Five Threat Model Diagrams for Machine LearningSome diagrams to help clarify machine learning threats
When we talk about “threat modeling machine learning,” some people seem to be talking about threats to machine learning systems, some about threats from those systems, and sometimes even about threat to our jobs. (That last comes up more when talking about “AI and cybersecurity.”)
For threat model Thursday, I wanted to share a few sketches I’m working on to help clarify what we’re talking about. Diagrams that we can point to are an incredibly powerful tool that are so simple that they can be hard to talk about.
So this first set of diagrams shows threats to and threats
from the ML system.
It also lets me talk about an element of sketching, which is what data flow arrows do we need? In the first diagram, I show only the threats, expecting that the response is implicit. In the second, I show both the “write email” and the “phishing response,” and I didn’t bother with sequence numbers. In a more complex diagram, I might have. I could also have used a message sequence diagram to show the second one, and then time would have been more visible, but I’d have lost the similarity between the diagrams which helps us see the “to/from” nature that I wanted to emphasize.

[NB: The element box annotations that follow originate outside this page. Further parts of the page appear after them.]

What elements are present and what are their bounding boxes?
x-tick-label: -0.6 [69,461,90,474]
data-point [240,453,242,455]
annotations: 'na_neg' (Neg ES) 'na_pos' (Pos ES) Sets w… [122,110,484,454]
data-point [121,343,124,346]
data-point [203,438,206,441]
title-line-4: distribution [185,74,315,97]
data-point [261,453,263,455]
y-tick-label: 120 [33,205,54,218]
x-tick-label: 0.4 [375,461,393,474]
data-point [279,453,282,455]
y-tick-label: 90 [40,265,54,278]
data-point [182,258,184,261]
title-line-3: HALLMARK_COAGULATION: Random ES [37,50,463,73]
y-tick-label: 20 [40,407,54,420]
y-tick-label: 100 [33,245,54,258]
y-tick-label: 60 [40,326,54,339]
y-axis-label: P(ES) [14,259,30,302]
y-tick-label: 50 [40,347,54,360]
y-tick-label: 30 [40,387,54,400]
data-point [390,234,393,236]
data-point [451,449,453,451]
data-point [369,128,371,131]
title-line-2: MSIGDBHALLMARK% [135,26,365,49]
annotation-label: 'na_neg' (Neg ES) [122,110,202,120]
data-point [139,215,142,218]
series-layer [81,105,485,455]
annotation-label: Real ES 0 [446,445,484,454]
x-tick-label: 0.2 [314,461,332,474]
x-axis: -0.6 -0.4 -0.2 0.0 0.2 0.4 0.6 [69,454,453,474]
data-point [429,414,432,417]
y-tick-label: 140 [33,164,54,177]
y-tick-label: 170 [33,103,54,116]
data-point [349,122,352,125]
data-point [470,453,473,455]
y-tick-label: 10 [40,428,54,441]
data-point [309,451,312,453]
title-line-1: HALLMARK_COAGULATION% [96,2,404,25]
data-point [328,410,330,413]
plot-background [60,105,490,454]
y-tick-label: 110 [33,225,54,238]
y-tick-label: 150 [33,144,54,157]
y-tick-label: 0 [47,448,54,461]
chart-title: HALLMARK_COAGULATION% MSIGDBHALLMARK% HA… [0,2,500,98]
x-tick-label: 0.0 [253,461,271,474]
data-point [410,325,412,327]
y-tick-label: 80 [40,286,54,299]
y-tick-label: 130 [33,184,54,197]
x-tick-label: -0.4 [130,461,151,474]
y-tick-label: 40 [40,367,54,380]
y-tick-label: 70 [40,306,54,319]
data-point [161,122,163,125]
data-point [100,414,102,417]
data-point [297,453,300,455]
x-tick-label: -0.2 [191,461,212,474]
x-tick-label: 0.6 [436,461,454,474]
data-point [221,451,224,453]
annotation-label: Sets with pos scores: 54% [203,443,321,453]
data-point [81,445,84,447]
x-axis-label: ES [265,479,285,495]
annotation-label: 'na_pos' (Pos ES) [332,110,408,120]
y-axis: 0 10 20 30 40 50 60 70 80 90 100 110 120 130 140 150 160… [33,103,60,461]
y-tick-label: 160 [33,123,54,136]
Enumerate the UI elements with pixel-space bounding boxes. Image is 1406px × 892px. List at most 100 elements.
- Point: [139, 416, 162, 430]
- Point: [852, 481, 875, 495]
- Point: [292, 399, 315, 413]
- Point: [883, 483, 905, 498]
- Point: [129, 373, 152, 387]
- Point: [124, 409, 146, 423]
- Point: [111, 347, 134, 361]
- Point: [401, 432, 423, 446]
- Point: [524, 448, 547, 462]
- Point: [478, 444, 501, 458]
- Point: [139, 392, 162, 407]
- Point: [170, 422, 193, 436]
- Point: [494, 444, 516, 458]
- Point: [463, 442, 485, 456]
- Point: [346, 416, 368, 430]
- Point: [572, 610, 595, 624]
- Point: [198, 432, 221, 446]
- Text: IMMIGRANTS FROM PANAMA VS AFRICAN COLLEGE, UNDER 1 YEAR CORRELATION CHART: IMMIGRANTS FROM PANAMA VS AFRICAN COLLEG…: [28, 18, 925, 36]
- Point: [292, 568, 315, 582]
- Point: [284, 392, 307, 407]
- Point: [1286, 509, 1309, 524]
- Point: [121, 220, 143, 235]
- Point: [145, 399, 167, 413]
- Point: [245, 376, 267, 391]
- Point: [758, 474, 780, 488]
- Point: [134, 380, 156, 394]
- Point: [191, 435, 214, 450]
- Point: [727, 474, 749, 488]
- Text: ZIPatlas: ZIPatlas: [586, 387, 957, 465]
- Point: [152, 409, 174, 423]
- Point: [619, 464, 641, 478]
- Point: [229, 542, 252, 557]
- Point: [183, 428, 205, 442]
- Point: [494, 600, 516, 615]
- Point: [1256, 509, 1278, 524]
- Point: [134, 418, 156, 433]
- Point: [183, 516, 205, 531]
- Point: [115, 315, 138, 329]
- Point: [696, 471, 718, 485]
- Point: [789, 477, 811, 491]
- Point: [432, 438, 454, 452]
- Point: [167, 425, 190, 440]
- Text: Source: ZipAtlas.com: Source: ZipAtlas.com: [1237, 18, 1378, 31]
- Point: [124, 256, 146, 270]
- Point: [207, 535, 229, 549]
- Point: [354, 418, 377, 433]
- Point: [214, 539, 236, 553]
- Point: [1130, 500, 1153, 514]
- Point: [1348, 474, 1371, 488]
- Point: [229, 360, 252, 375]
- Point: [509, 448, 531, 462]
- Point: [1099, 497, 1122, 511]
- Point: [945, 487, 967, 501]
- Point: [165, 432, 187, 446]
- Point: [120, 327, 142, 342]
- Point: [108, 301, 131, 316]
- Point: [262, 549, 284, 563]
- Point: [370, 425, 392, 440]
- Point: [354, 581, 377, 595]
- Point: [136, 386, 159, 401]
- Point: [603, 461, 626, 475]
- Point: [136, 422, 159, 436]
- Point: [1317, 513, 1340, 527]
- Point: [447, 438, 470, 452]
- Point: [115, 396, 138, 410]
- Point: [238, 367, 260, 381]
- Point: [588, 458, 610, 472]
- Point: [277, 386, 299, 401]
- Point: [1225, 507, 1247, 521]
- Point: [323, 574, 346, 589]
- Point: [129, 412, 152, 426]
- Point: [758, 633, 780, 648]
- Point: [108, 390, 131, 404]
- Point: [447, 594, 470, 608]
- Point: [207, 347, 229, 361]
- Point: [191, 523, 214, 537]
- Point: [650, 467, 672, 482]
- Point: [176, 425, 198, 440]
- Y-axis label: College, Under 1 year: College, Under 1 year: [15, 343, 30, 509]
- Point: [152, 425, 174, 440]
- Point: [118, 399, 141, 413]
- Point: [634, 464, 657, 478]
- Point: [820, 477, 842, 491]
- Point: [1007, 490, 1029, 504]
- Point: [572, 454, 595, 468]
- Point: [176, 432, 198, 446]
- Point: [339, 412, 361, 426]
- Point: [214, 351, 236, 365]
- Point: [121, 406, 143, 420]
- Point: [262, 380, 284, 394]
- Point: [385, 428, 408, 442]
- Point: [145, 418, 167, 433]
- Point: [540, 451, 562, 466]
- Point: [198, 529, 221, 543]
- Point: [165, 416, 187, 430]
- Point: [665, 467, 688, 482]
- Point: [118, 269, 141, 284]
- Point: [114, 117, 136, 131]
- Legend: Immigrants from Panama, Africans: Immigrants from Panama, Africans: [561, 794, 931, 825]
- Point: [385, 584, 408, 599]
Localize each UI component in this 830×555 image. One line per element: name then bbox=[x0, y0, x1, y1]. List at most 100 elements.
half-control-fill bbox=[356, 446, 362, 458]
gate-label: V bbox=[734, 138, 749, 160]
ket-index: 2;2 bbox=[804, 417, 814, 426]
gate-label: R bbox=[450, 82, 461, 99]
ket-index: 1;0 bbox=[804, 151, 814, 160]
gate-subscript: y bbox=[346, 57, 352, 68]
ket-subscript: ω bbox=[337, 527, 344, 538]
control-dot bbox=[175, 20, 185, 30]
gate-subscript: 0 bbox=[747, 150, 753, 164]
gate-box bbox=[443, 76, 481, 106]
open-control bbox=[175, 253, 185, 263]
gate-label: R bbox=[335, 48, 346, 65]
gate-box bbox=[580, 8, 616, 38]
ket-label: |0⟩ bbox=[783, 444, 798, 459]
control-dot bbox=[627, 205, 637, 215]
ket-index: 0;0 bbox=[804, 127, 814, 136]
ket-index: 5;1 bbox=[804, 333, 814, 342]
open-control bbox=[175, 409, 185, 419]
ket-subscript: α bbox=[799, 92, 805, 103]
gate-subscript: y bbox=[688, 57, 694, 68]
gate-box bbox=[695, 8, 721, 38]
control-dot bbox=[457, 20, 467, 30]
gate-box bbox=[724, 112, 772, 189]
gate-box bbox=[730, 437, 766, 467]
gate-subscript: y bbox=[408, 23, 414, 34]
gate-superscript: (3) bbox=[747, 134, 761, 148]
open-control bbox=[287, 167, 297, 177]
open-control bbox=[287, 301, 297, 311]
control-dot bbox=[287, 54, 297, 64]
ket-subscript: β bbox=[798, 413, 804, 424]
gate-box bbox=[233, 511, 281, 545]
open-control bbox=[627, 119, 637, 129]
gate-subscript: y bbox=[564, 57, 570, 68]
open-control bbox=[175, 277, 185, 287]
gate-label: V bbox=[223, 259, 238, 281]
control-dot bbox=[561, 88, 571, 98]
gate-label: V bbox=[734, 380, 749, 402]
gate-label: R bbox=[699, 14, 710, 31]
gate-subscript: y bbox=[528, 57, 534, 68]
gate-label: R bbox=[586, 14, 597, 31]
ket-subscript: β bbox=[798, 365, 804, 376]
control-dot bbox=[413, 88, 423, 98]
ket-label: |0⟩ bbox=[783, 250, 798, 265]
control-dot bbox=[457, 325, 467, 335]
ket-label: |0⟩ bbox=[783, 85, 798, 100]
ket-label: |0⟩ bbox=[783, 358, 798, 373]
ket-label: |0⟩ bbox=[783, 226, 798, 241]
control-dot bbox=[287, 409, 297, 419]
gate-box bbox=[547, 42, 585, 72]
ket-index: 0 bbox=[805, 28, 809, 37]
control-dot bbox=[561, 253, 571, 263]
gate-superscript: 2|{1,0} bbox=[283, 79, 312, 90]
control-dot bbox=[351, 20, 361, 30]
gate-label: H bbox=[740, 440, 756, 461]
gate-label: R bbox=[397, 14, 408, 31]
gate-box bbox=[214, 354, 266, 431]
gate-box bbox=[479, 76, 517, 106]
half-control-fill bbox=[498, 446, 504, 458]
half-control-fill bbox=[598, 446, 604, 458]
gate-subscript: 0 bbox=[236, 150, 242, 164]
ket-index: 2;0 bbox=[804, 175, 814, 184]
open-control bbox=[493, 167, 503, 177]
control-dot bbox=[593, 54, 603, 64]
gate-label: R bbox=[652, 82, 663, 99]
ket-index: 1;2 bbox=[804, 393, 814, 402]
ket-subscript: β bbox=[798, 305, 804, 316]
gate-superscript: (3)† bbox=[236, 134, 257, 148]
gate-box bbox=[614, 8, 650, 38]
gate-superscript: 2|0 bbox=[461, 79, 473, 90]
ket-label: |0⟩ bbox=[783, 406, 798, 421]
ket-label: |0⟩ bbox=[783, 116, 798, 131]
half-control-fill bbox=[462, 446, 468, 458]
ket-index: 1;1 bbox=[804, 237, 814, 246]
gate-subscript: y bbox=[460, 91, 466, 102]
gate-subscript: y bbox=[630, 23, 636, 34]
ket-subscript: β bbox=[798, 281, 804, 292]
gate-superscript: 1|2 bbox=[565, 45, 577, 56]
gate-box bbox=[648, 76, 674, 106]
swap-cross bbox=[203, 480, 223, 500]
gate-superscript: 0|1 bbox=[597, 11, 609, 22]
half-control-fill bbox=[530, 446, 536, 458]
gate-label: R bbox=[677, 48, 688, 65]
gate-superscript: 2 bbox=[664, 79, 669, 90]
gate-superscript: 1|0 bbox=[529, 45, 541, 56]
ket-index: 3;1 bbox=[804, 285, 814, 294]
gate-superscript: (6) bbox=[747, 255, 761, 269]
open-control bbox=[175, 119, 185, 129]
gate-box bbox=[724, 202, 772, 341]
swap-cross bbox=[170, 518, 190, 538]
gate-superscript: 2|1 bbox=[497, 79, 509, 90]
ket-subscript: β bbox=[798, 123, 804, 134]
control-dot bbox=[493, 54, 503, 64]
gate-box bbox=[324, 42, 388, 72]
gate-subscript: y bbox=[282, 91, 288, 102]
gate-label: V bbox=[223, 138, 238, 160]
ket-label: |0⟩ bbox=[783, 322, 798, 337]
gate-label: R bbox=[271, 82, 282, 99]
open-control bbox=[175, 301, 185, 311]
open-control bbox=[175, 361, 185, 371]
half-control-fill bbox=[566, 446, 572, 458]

This second set is about training data, and where it comes from. These are intentionally similar on the left, to draw attention to differences on the right. (In fact, they’re copy/pasted.) This allows us to think about the training data, and how system design decisions about how the system is trained impact it.
I’m pretty sure the model of how “racist garbage” from Twitter got to Tay is not accurate. Microsoft didn’t retrain a full model each time it got an @. What’s important is that there’s no ‘data quality process.’ I hope the relevant differences jump out.
So, this threat model Thursday is entirely focused on these diagrams to help people think about what can go wrong in different scenarios. (And hopefully obviously, the threats shown are intended to be illustrative, not complete.)